DISASTER HERO puts players in the position of a \"hero\" that sets out to conquer all major natural disasters. Players complete a series of activities, each of which is connected to a specific type of disaster. For example, players are shown two versions of the same room and must find which room is missing the appropriate disaster preparedness items (e.g., an emergency kit, extra food for their pets, a list of emergency contact numbers). After players complete the activities for each disaster, they receive a certificate that they can print at home, recognizing them as a \"Disaster Hero.\"

Is it any good?

For some of the activities in Disaster Hero, there is a disconnect between the gameplay and the educational content. Some mini-games, for example, focus on speed and award players for getting through it as quickly as possible rather than studying the disaster preparedness tips.
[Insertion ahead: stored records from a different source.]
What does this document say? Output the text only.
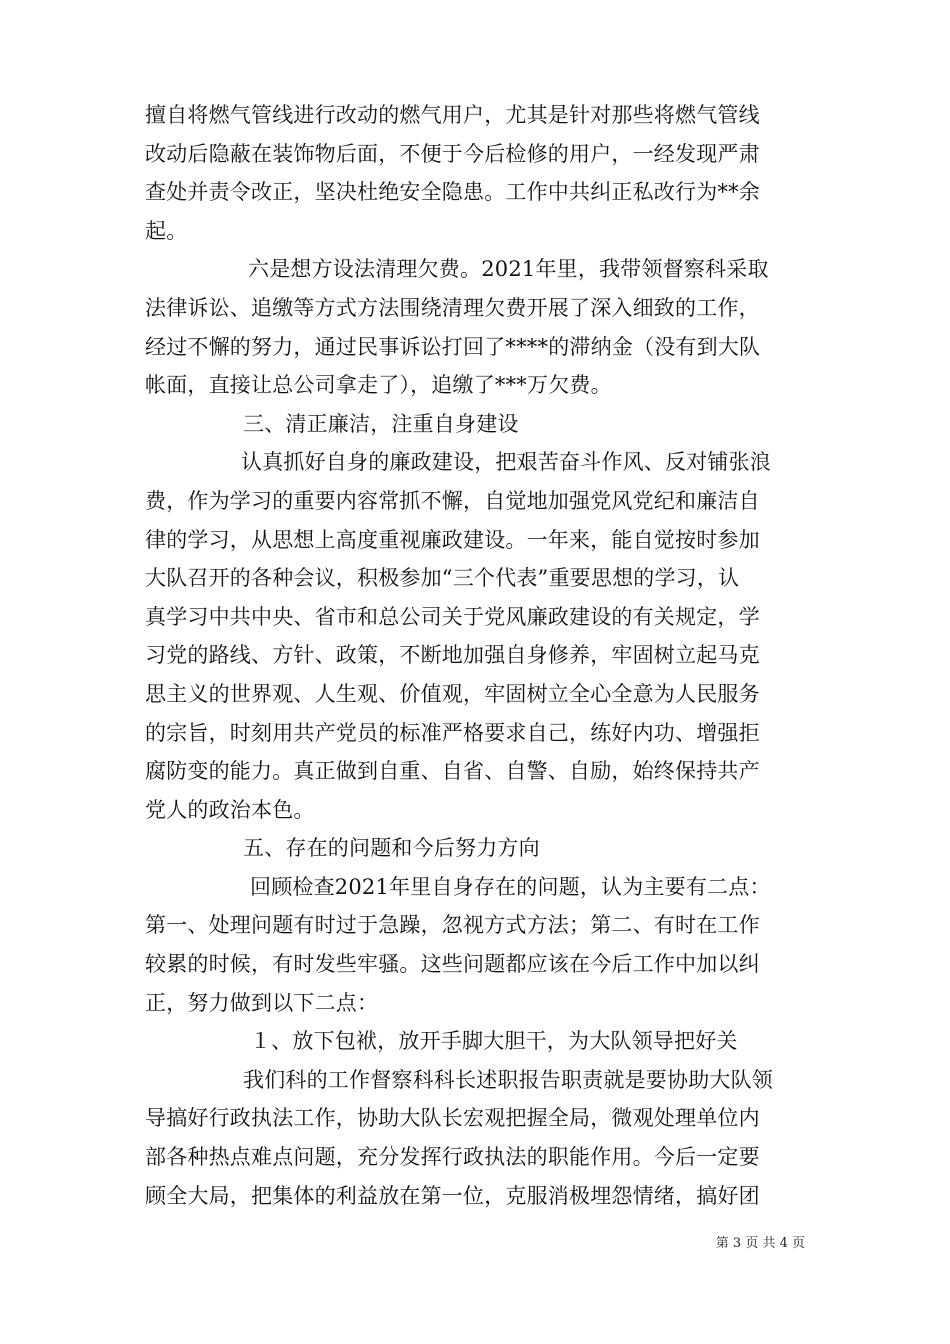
擅自将燃气管线进行改动的燃气用户，尤其是针对那些将燃气管线
改动后隐蔽在装饰物后面，不便于今后检修的用户，一经发现严肃
查处并责令改正，坚决杜绝安全隐患。工作中共纠正私改行为**余
起。
六是想方设法清理欠费。2021年里，我带领督察科采取
法律诉讼、追缴等方式方法围绕清理欠费开展了深入细致的工作，
经过不懈的努力，通过民事诉讼打回了****的滞纳金（没有到大队
帐面，直接让总公司拿走了），追缴了***万欠费。
三、清正廉洁，注重自身建设
认真抓好自身的廉政建设，把艰苦奋斗作风、反对铺张浪
费，作为学习的重要内容常抓不懈，自觉地加强党风党纪和廉洁自
律的学习，从思想上高度重视廉政建设。一年来，能自觉按时参加
大队召开的各种会议，积极参加“三个代表”重要思想的学习，认
真学习中共中央、省市和总公司关于党风廉政建设的有关规定，学
习党的路线、方针、政策，不断地加强自身修养，牢固树立起马克
思主义的世界观、人生观、价值观，牢固树立全心全意为人民服务
的宗旨，时刻用共产党员的标准严格要求自己，练好内功、增强拒
腐防变的能力。真正做到自重、自省、自警、自励，始终保持共产
党人的政治本色。
五、存在的问题和今后努力方向
回顾检查2021年里自身存在的问题，认为主要有二点：
第一、处理问题有时过于急躁，忽视方式方法；第二、有时在工作
较累的时候，有时发些牢骚。这些问题都应该在今后工作中加以纠
正，努力做到以下二点：
１、放下包袱，放开手脚大胆干，为大队领导把好关
我们科的工作督察科科长述职报告职责就是要协助大队领
导搞好行政执法工作，协助大队长宏观把握全局，微观处理单位内
部各种热点难点问题，充分发挥行政执法的职能作用。今后一定要
顾全大局，把集体的利益放在第一位，克服消极埋怨情绪，搞好团
第 3 页 共 4 页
There is also a lot of unnecessary dialogue during the intermittent story scenes and dialogue. Rather than using this time to educate players about disaster preparedness, there is a lot of talk about the fictitious sci-fi world in which the game is set -- talk that is neither captivating nor pivotal to the gameplay or the overall message of the game.

Talk to your kids about ...

  • Families can talk about their emergency preparedness plans. What is your family's plan will be in case of a natural disaster?

  • What disasters are most likely where your family lives?

  • Have you ever been frightened before during a storm or other form of natural disaster? What can be done to help you from being frightened in the future?